There was nothing particularly astonishing about the two-game sweep that the Twins completed against the White Sox in a midweek series concluding yesterday at the Metrodome. The Twins did not dominate the games and they did not win either contest in a flashy manner. They didn't bust out of the prolonged offensive slump which has held them down all season. Instead, they got strong starting pitching, timely hitting, and lights-out performances from their bullpen. The result was a pair of wins that brings the Twins back within a game of .500. And I'm on record as saying that the longer the Twins can stick around .500 early in the season the better off they'll be, because -- at least in my mind -- this young team figures to get better as the year progresses.
Here are a few notes on the short series and on some other topics:
* In Tuesday night's game, the Twins got seven strong innings from Boof Bonser, and used a combination of Pat Neshek, Dennys Reyes and Joe Nathan to get the last six outs in the game. Yesterday, starter Nick Blackburn delivered seven frames, and the same trio of relievers protected a one-run lead in the last two innings to seal the Twins' 13th victory of the season. I was glad to see Ron Gardenhire utilize these relievers in both games -- it was a short two-game series sandwiched by off-days, so there was no real concern with using any of the pitchers two games in a row, and these three have easily been the team's best arms out of the bullpen this season. Nathan is now 9-for-9 in save opportunities with a 0.82 ERA. Reyes has allowed just four hits and zero runs over 9 1/3 innings this season. And Neshek, after a rough start, has now recorded seven straight scoreless outings and has brought his once-inflated ERA down to 3.75.
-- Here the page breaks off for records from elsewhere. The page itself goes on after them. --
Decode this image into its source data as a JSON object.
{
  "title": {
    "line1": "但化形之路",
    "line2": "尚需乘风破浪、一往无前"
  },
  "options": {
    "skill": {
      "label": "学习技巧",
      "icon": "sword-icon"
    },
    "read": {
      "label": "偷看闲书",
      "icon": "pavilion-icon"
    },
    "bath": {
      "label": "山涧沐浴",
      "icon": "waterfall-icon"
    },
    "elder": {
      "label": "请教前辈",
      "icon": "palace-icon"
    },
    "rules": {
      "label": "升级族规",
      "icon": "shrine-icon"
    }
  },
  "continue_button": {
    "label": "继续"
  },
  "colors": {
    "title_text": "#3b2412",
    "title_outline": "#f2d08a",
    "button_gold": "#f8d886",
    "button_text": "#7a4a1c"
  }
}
* White Sox leadoff hitter Nick Swisher is hitting only .226 this season, but his .381 on-base percentage is 21 points higher than that of the Twins' leader in that category, Joe Mauer.
* After striking out three times in yesterday's game, Jason Kubel has now fanned 20 times this season while drawing just three walks. His horrendous plate discipline has been perplexing, as it seemed he had turned a corner in the second half last season. Whatever the case, here's hoping he can turn things around, because there is little question that his terrible K/BB ratio has been the chief contributor to his disappointing .237 batting average and .257 OBP.
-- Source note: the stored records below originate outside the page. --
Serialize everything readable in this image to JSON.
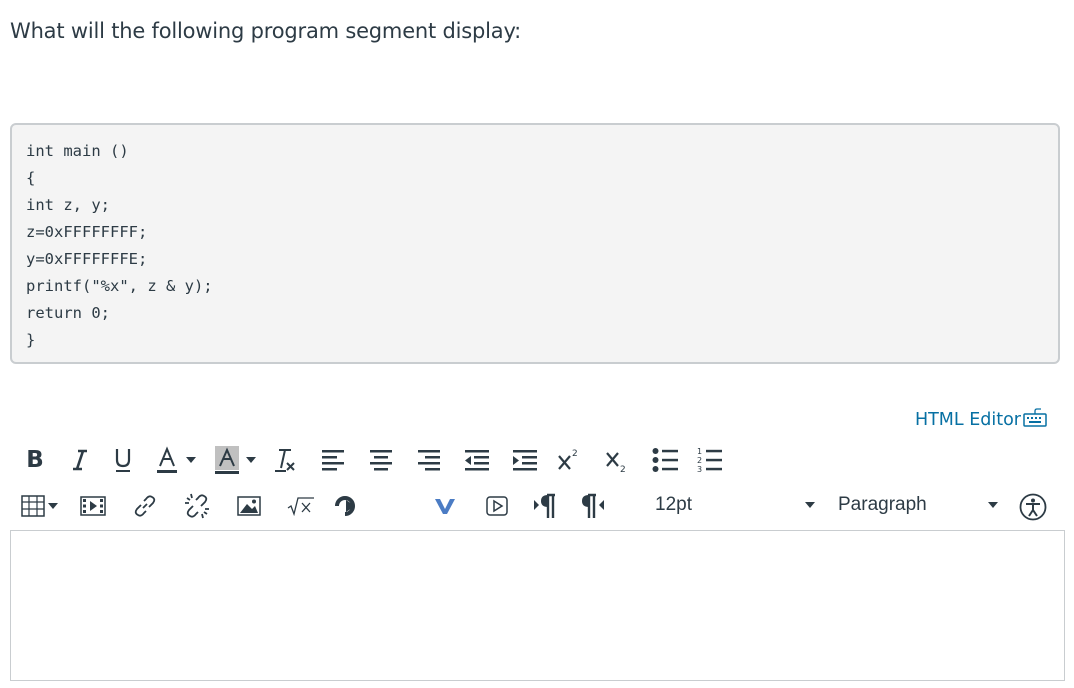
{
  "question": {
    "text": "What will the following program segment display:"
  },
  "code": {
    "lines": [
      "int main ()",
      "{",
      "int z, y;",
      "z=0xFFFFFFFF;",
      "y=0xFFFFFFFE;",
      "printf(\"%x\", z & y);",
      "return 0;",
      "}"
    ]
  },
  "editor": {
    "html_editor_label": "HTML Editor",
    "font_size_value": "12pt",
    "block_format_value": "Paragraph",
    "body_text": ""
  },
  "colors": {
    "text": "#2d3b45",
    "link": "#0770a3",
    "code_background": "#f4f4f4",
    "border": "#c9cdd0",
    "text_color_indicator": "#2d3b45",
    "highlight_indicator": "#c0c0c0",
    "vimeo_brand": "#4b7cc4"
  },
  "toolbar": {
    "row1_icons": [
      "bold-icon",
      "italic-icon",
      "underline-icon",
      "text-color-icon",
      "background-color-icon",
      "clear-formatting-icon",
      "align-left-icon",
      "align-center-icon",
      "align-right-icon",
      "outdent-icon",
      "indent-icon",
      "superscript-icon",
      "subscript-icon",
      "bullet-list-icon",
      "numbered-list-icon"
    ],
    "row2_icons": [
      "table-icon",
      "media-icon",
      "link-icon",
      "unlink-icon",
      "image-icon",
      "math-equation-icon",
      "lti-tool-icon",
      "vimeo-icon",
      "media-record-icon",
      "ltr-paragraph-icon",
      "rtl-paragraph-icon",
      "accessibility-checker-icon"
    ]
  }
}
* Here's a note that I know at least one reader of this blog will be delighted to see:
Twins right-hander Scott Baker threw a bullpen session Wednesday morning and felt no soreness in his strained groin muscle, keeping him in line to start Saturday's game against Detroit.
"He ran as hard as he could run, threw as hard as he could throw and he feels nothing," Gardenhire said. "So I can't argue with that. He's ready to go for Saturday and that's great news."
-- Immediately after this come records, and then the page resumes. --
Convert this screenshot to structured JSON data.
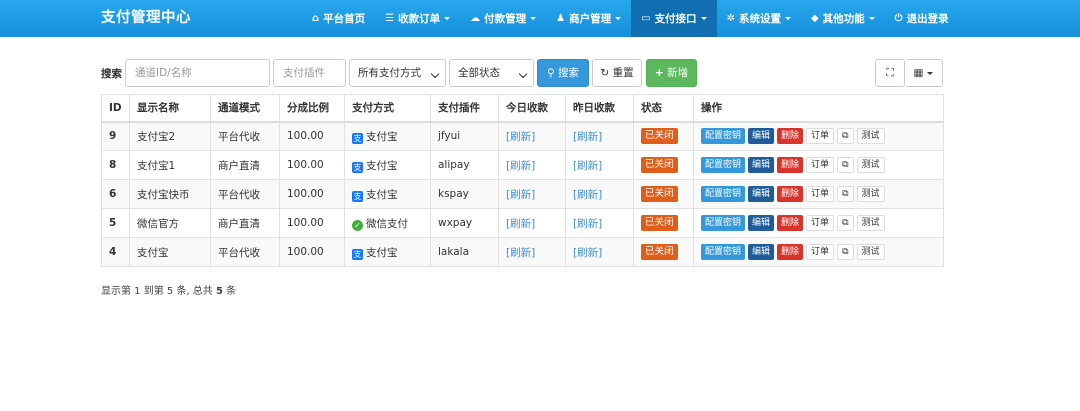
{
  "navbar": {
    "brand": "支付管理中心",
    "items": [
      {
        "icon": "⌂",
        "label": "平台首页",
        "dropdown": false,
        "active": false
      },
      {
        "icon": "☰",
        "label": "收款订单",
        "dropdown": true,
        "active": false
      },
      {
        "icon": "☁",
        "label": "付款管理",
        "dropdown": true,
        "active": false
      },
      {
        "icon": "♟",
        "label": "商户管理",
        "dropdown": true,
        "active": false
      },
      {
        "icon": "▭",
        "label": "支付接口",
        "dropdown": true,
        "active": true
      },
      {
        "icon": "✲",
        "label": "系统设置",
        "dropdown": true,
        "active": false
      },
      {
        "icon": "◆",
        "label": "其他功能",
        "dropdown": true,
        "active": false
      },
      {
        "icon": "⏻",
        "label": "退出登录",
        "dropdown": false,
        "active": false
      }
    ]
  },
  "toolbar": {
    "search_label": "搜索",
    "channel_placeholder": "通道ID/名称",
    "plugin_placeholder": "支付插件",
    "paytype_select": "所有支付方式",
    "status_select": "全部状态",
    "search_button": "搜索",
    "reset_button": "重置",
    "add_button": "新增",
    "fullscreen_icon": "⛶",
    "columns_icon": "▦"
  },
  "table": {
    "headers": [
      "ID",
      "显示名称",
      "通道模式",
      "分成比例",
      "支付方式",
      "支付插件",
      "今日收款",
      "昨日收款",
      "状态",
      "操作"
    ],
    "rows": [
      {
        "id": "9",
        "name": "支付宝2",
        "mode": "平台代收",
        "ratio": "100.00",
        "paytype": "支付宝",
        "paytype_icon": "alipay",
        "plugin": "jfyui",
        "today": "[刷新]",
        "yesterday": "[刷新]",
        "status": "已关闭"
      },
      {
        "id": "8",
        "name": "支付宝1",
        "mode": "商户直清",
        "ratio": "100.00",
        "paytype": "支付宝",
        "paytype_icon": "alipay",
        "plugin": "alipay",
        "today": "[刷新]",
        "yesterday": "[刷新]",
        "status": "已关闭"
      },
      {
        "id": "6",
        "name": "支付宝快币",
        "mode": "平台代收",
        "ratio": "100.00",
        "paytype": "支付宝",
        "paytype_icon": "alipay",
        "plugin": "kspay",
        "today": "[刷新]",
        "yesterday": "[刷新]",
        "status": "已关闭"
      },
      {
        "id": "5",
        "name": "微信官方",
        "mode": "商户直清",
        "ratio": "100.00",
        "paytype": "微信支付",
        "paytype_icon": "wxpay",
        "plugin": "wxpay",
        "today": "[刷新]",
        "yesterday": "[刷新]",
        "status": "已关闭"
      },
      {
        "id": "4",
        "name": "支付宝",
        "mode": "平台代收",
        "ratio": "100.00",
        "paytype": "支付宝",
        "paytype_icon": "alipay",
        "plugin": "lakala",
        "today": "[刷新]",
        "yesterday": "[刷新]",
        "status": "已关闭"
      }
    ],
    "actions": {
      "key": "配置密钥",
      "edit": "编辑",
      "delete": "删除",
      "orders": "订单",
      "copy_icon": "⧉",
      "test": "测试"
    }
  },
  "pager": {
    "prefix": "显示第 1 到第 5 条, 总共 ",
    "total": "5",
    "suffix": " 条"
  },
  "colors": {
    "navbar": "#1e9be5",
    "active_nav": "#0f6fb0",
    "primary": "#3498db",
    "success": "#5cb85c",
    "danger": "#d9342b",
    "closed_badge": "#e05d1a"
  }
}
Aside from being a heart-throb in some circles (and looking like he's about 16), Baker is an extremely important piece of the Twins' rotation puzzle this season. If he can settle in and stay healthy from here on out, I fully expect him to post an ERA around 4 and become a leader on this staff.
* In a bit of not-so-good news, the line from Francisco Liriano's start for Rochester yesterday looked a lot like the types of lines he posted during his short stint with the Twins: 4.1 IP, 5 H, 4 ER, 5 BB, 3 K. Liriano threw only 51 of his 94 pitches for strikes.